Linjing Jiang, Satoshi Kasahara, Tomoya Ishida, Yuting Wei, Ami Chiba, Mina Samukawa, and Harukazu Tohyama

It is well-known that multitasking impairs the performance of one or both of the concomitant ongoing tasks. Previous studies have mainly focused on how a secondary task can compromise visual or auditory information processing. However, despite dual tasking being critical to motor performance, the effects of dual-task performance on proprioceptive information processing have not been studied yet. The purpose of the present study was, therefore, to investigate whether sensorimotor task performance would be affected by the dual task and if so, in which phase of the sensorimotor task performance would this negative effect occur. The kinematic variables of passive and active knee movements elicited by the leg drop test were analyzed.
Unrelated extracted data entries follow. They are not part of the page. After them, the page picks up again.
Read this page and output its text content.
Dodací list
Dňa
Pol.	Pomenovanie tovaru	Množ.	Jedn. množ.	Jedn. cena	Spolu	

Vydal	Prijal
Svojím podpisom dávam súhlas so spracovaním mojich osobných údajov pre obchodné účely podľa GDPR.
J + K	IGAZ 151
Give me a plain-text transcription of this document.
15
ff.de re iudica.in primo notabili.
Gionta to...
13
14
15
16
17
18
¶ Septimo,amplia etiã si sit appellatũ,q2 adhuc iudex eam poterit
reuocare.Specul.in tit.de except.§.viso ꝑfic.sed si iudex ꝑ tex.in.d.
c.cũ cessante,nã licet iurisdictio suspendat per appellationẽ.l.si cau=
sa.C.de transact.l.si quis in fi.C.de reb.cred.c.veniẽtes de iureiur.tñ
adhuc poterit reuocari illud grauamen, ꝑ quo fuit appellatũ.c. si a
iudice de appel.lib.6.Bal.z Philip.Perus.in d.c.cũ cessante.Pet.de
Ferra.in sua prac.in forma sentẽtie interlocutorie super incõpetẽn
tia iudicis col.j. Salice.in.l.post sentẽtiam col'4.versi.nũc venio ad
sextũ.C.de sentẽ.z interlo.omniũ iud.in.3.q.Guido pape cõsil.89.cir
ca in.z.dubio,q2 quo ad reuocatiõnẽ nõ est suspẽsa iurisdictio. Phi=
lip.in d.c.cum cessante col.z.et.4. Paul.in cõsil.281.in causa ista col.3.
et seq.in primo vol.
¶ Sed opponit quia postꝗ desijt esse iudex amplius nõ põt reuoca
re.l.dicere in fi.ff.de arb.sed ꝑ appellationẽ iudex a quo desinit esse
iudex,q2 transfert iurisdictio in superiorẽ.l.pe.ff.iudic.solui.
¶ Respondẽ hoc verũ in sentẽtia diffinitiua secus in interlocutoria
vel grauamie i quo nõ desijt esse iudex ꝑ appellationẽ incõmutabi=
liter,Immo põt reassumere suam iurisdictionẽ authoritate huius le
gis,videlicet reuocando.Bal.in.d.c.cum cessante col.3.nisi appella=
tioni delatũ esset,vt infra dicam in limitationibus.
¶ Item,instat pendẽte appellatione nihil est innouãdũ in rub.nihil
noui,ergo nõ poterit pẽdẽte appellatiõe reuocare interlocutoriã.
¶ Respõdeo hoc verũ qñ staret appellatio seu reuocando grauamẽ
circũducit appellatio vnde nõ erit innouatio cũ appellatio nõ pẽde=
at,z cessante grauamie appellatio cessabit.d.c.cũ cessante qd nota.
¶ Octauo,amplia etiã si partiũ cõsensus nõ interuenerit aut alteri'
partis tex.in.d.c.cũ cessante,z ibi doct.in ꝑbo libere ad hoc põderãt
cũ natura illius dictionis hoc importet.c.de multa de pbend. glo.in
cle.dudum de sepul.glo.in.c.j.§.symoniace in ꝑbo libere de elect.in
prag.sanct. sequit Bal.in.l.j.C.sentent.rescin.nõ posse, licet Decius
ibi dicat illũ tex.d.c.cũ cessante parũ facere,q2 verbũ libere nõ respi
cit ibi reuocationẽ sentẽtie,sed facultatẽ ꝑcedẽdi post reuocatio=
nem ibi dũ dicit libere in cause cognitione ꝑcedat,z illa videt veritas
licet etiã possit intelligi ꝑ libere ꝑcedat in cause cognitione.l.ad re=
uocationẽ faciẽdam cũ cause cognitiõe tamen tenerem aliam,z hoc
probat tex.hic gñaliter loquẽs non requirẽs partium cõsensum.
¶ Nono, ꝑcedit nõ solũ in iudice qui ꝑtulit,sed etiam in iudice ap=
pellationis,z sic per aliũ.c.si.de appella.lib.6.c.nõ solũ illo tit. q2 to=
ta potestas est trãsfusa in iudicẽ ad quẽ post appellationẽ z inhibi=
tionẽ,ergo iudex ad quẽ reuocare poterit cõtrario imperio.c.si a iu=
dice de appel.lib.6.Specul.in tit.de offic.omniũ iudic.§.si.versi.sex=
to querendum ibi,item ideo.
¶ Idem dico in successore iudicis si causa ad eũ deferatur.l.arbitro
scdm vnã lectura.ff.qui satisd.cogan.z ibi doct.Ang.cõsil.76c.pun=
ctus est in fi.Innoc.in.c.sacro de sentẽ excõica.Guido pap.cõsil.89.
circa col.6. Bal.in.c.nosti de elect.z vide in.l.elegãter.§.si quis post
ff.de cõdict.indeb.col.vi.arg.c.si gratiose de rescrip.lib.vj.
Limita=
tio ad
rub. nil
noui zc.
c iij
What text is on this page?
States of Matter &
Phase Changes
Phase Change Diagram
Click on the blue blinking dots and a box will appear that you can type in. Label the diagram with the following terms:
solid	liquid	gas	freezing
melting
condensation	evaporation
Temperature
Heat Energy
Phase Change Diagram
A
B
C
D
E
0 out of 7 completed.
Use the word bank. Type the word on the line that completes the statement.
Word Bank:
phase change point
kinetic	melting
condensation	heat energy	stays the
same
Thirteen young adults participated in the study. The dual task consisted of performing serial subtractions. The results showed that the dual task increased both the reaction time to counteract passive knee–joint movements in the leg drop test and the threshold to detect those movements. The dual task did not affect the speed and time during the active knee movement and the absolute angle error between the final and the target knee angles. Furthermore, the results showed that the time to complete the sensorimotor task was prolonged in dual tasking. Our findings suggest that dual tasking reduces motor performance due to slowing down proprioceptive information processing without affecting movement execution.